While the complexity in generating revenue is increasing, hospitals are also facing a lot of pressure to reduce costs. Revenue cycle outsourcing is an area many health systems and hospitals have increased consideration for. Your core expertise lies in providing quality patient care. So, why not control costs by managing your expensive administrative functions? Additionally, your hospital revenue cycle management services partner will implement efficient billing processes, which will improve your reimbursement and assist you in maintaining a healthy cash flow.
Tracking critical KPIs can provide insight into the state of your revenue cycle. And that is exactly what we do! The health and success of your services relies considerably on the efficiency of your revenue cycle. Outsourcing your hospital billing services to us can help streamline your process. Swift collections and improved cash flow are ensured through our hospital revenue cycle management services. By integrating people, processes and technology, we can help you improve your system efficiencies, meet organizational needs and reduce operational cost.
To receive reimbursements for services provided, hospitals need to verify each patient’s eligibility and benefits before the patient visits. This helps determine information not only about insurance coverage, but also patient’s responsibility. Incorrect insurance information can result in delayed payments, rejected claims and delays in care provision. To improve your clean claim submissions, our team verifies coverage on all primary and secondary payers, follows-up with patients for any missing or incorrect information and initiates prior authorization requests and obtains treatment approvals, whenever required.
Accurately capturing patient details in the demographic entry process is important as it forms the basis for the patient’s medical record. To facilitate quick claims processing, our team captures and validates patient details, payment information, insurance coverage and any additional medical information such as allergies, special requirements, etc.
Coding is a crucial component of the hospital billing process. Appropriate use of CPT, HCPCS, ICD codes and modifiers are critical for accurate reimbursement for all services rendered. Our certified coders are experienced across various specialties and care settings and are regularly educated on updated coding guidelines, to ensure high coding accuracy and mitigate compliance risk. That’s not all! With a separate team of quality auditors, we have built audits into the process to ensure there is a comprehensive review of the services coded.

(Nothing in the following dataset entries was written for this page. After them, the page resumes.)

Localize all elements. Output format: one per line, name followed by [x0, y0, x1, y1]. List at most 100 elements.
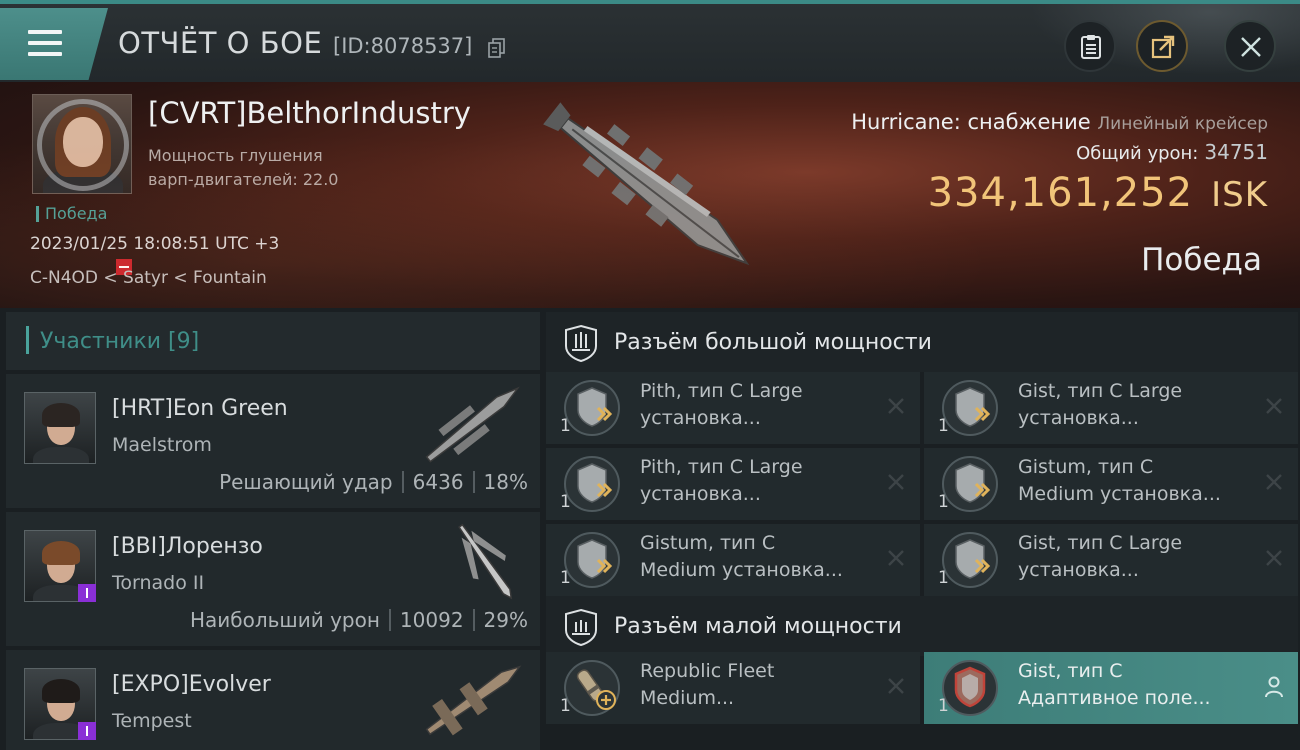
- high-slots-header: Разъём большой мощности: [546, 312, 1298, 372]
- module-slot[interactable]: 1 Pith, тип C Large установка...: [546, 372, 920, 444]
- adaptive-field-icon: [942, 660, 998, 716]
- menu-button[interactable]: [0, 8, 108, 80]
- offline-x-icon: [888, 550, 904, 566]
- participant-damage: 10092: [399, 608, 464, 632]
- module-slot[interactable]: 1 Pith, тип C Large установка...: [546, 448, 920, 520]
- report-id: [ID:8078537]: [333, 34, 473, 58]
- participant-stats: Решающий удар 6436 18%: [219, 470, 528, 494]
- top-bar: ОТЧЁТ О БОЕ [ID:8078537]: [0, 0, 1300, 86]
- result-tag: Победа: [36, 206, 107, 222]
- participant-damage: 6436: [412, 470, 464, 494]
- participant-percent: 29%: [483, 608, 528, 632]
- module-slot[interactable]: 1 Gist, тип C Large установка...: [924, 524, 1298, 596]
- participant-ship-image: [458, 523, 513, 600]
- victim-ship-image: [543, 102, 750, 266]
- participant-role: Решающий удар: [219, 470, 393, 494]
- module-quantity: 1: [938, 416, 949, 436]
- module-quantity: 1: [560, 416, 571, 436]
- participant-stats: Наибольший урон 10092 29%: [190, 608, 528, 632]
- corp-info-icon: [78, 584, 96, 602]
- offline-x-icon: [1266, 550, 1282, 566]
- module-quantity: 1: [938, 492, 949, 512]
- close-button[interactable]: [1224, 20, 1276, 72]
- pilot-portrait[interactable]: [32, 94, 132, 194]
- victim-ship-label: Hurricane: снабжение: [851, 110, 1091, 134]
- participant-name: [HRT]Eon Green: [112, 396, 288, 421]
- share-icon: [1151, 35, 1175, 59]
- standing-badge-icon: [116, 259, 132, 275]
- kill-summary-banner: [CVRT]BelthorIndustry Мощность глушения …: [0, 82, 1300, 308]
- offline-x-icon: [888, 398, 904, 414]
- module-slot[interactable]: 1 Gist, тип C Адаптивное поле...: [924, 652, 1298, 724]
- module-slot[interactable]: 1 Gistum, тип C Medium установка...: [924, 448, 1298, 520]
- shield-booster-icon: [564, 532, 620, 588]
- menu-icon: [28, 30, 62, 56]
- participant-row[interactable]: [BBI]Лорензо Tornado II Наибольший урон 1…: [6, 512, 540, 646]
- clipboard-icon: [1081, 35, 1101, 59]
- module-name-line1: Gistum, тип C: [1018, 456, 1154, 478]
- module-name-line2: установка...: [640, 407, 761, 429]
- low-slots-title: Разъём малой мощности: [614, 614, 902, 639]
- module-name: Gist, тип C Large установка...: [1018, 530, 1248, 584]
- low-slot-icon: [565, 608, 597, 646]
- ammo-module-icon: [564, 660, 620, 716]
- victim-ship-class: Линейный крейсер: [1097, 114, 1268, 134]
- page-title: ОТЧЁТ О БОЕ: [118, 26, 323, 60]
- pilot-name[interactable]: [CVRT]BelthorIndustry: [148, 96, 471, 130]
- module-quantity: 1: [938, 696, 949, 716]
- participant-avatar[interactable]: [24, 392, 96, 464]
- close-icon: [1241, 37, 1261, 57]
- module-name-line1: Gist, тип C: [1018, 660, 1123, 682]
- isk-amount: 334,161,252: [927, 170, 1194, 216]
- participant-percent: 18%: [483, 470, 528, 494]
- corp-info-icon: [78, 722, 96, 740]
- participants-title: Участники [9]: [40, 329, 200, 354]
- high-slot-icon: [565, 324, 597, 362]
- module-name: Pith, тип C Large установка...: [640, 378, 870, 432]
- participant-ship-image: [425, 386, 520, 463]
- module-name-line2: установка...: [640, 483, 761, 505]
- kill-location[interactable]: C-N4OD < Satyr < Fountain: [30, 268, 267, 288]
- share-button[interactable]: [1136, 20, 1188, 72]
- module-quantity: 1: [938, 568, 949, 588]
- participants-header[interactable]: Участники [9]: [6, 312, 540, 370]
- module-name-line1: Pith, тип C Large: [640, 380, 803, 402]
- fittings-panel: Разъём большой мощности 1 Pith, тип C La…: [542, 308, 1300, 750]
- module-name-line2: Medium установка...: [640, 559, 843, 581]
- module-name: Gistum, тип C Medium установка...: [1018, 454, 1248, 508]
- shield-booster-icon: [942, 380, 998, 436]
- participant-ship: Maelstrom: [112, 434, 212, 456]
- participant-row[interactable]: [HRT]Eon Green Maelstrom Решающий удар 64…: [6, 374, 540, 508]
- person-icon: [1265, 676, 1283, 698]
- report-button[interactable]: [1064, 20, 1116, 72]
- module-quantity: 1: [560, 568, 571, 588]
- shield-booster-icon: [564, 456, 620, 512]
- module-slot[interactable]: 1 Gist, тип C Large установка...: [924, 372, 1298, 444]
- module-name: Pith, тип C Large установка...: [640, 454, 870, 508]
- participant-role: Наибольший урон: [189, 608, 380, 632]
- total-damage: Общий урон: 34751: [1076, 140, 1268, 164]
- high-slots-title: Разъём большой мощности: [614, 330, 932, 355]
- module-name-line2: Medium установка...: [1018, 483, 1221, 505]
- low-slots-header: Разъём малой мощности: [546, 596, 1298, 656]
- offline-x-icon: [1266, 474, 1282, 490]
- module-name-line1: Gist, тип C Large: [1018, 380, 1183, 402]
- victim-ship-name[interactable]: Hurricane: снабжение Линейный крейсер: [851, 110, 1268, 134]
- total-damage-value: 34751: [1204, 140, 1268, 164]
- module-slot[interactable]: 1 Gistum, тип C Medium установка...: [546, 524, 920, 596]
- module-name: Gistum, тип C Medium установка...: [640, 530, 870, 584]
- module-slot[interactable]: 1 Republic Fleet Medium...: [546, 652, 920, 724]
- module-name-line2: установка...: [1018, 407, 1139, 429]
- shield-booster-icon: [942, 456, 998, 512]
- module-name: Gist, тип C Large установка...: [1018, 378, 1248, 432]
- offline-x-icon: [888, 474, 904, 490]
- outcome-label: Победа: [1141, 242, 1262, 278]
- participant-row[interactable]: [EXPO]Evolver Tempest: [6, 650, 540, 750]
- isk-unit: ISK: [1211, 175, 1268, 215]
- module-quantity: 1: [560, 492, 571, 512]
- copy-icon[interactable]: [488, 38, 506, 58]
- offline-x-icon: [1266, 398, 1282, 414]
- module-name-line1: Gist, тип C Large: [1018, 532, 1183, 554]
- module-name-line1: Pith, тип C Large: [640, 456, 803, 478]
- shield-booster-icon: [564, 380, 620, 436]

The charge entry process decides the reimbursement amount hospitals will receive from payers. The patient account value is assigned using the coded chart and appropriate fee schedule. Accuracy is key while processing charge entry transactions. Thus, we ensure effective collaboration between the coding and charge entry teams to make sure appropriate reimbursement is obtained. Our charge entry team captures patient demographic information, date and place of service, billing provider details, referring provider, admission date, prior authorization number, CPT/procedure codes, diagnosis codes, modifiers and number of units with exceptional accuracy. Charges are entered into the hospital’s system and reviewed for accuracy before claims are submitted to a clearinghouse. We also perform charge entry audits to identify missed charges, over-billing or coding errors, which would result in lost revenue.
Our payment posting team does not just process payments, but analyzes reimbursement and denial trends to understand the effectiveness of your hospital’s revenue cycle. Our payment posting services include patient payment posting, electronic remittance advisory (ERA) posting, manual payment posting and denial posting.
Accounts receivable management is an important part of the revenue cycle. Issues with A/R will directly impact hospital’s margins, debt and organizational financial health. Our team will analyze your financials, identify errors and implement efficient processes to collect payments and clear backlogs of unresolved A/R within a quick turnaround time. In short, you can trust us to convert your receivables to revenue!
Dealing with claim denials can be a cumbersome task. Access our expertise to streamline workflows for improved and efficient collections. Our team can help health systems and hospitals identify and correct root causes of denials, resolve underpayments, appeal denied claims and improve your financial performance.
A credit balance is a liability in your accounts receivable ledger. Failure to address credit balance accounts can lead to compliance risks and penalties. With our credit balance resolution services, you will reduce financial liability, maintain the integrity of your revenue cycle and remain in regulatory compliance. Our team will analyze your credit balances, identify overpayments, correct errors and generate patient/insurance refund letters in a timely manner.
Billing can be overwhelming. Implementing a streamlined and compliant billing process is a daunting task. With our years of experience coupled with our understanding of the nuances of the healthcare regulatory environment, we devise strategies and processes to adapt to your hospital’s goals and maximize reimbursements.
Managing hospital billing in-house can be expensive. With our hospital billing services, you can save costs associated with this process such as salaries and benefits for staff, technology, hardware and training.
Not only does outsourcing to us help you save costs, we also help accelerate your revenue through timely claims submission and increased reimbursement. There’s no doubt that your hospital will improve its profitability.
Handling your billing in-house requires a lot of time and effort. Time and effort that could be directed towards your core expertise – patient care. Let us focus on your financial health, while you get to focus on your patients’ health.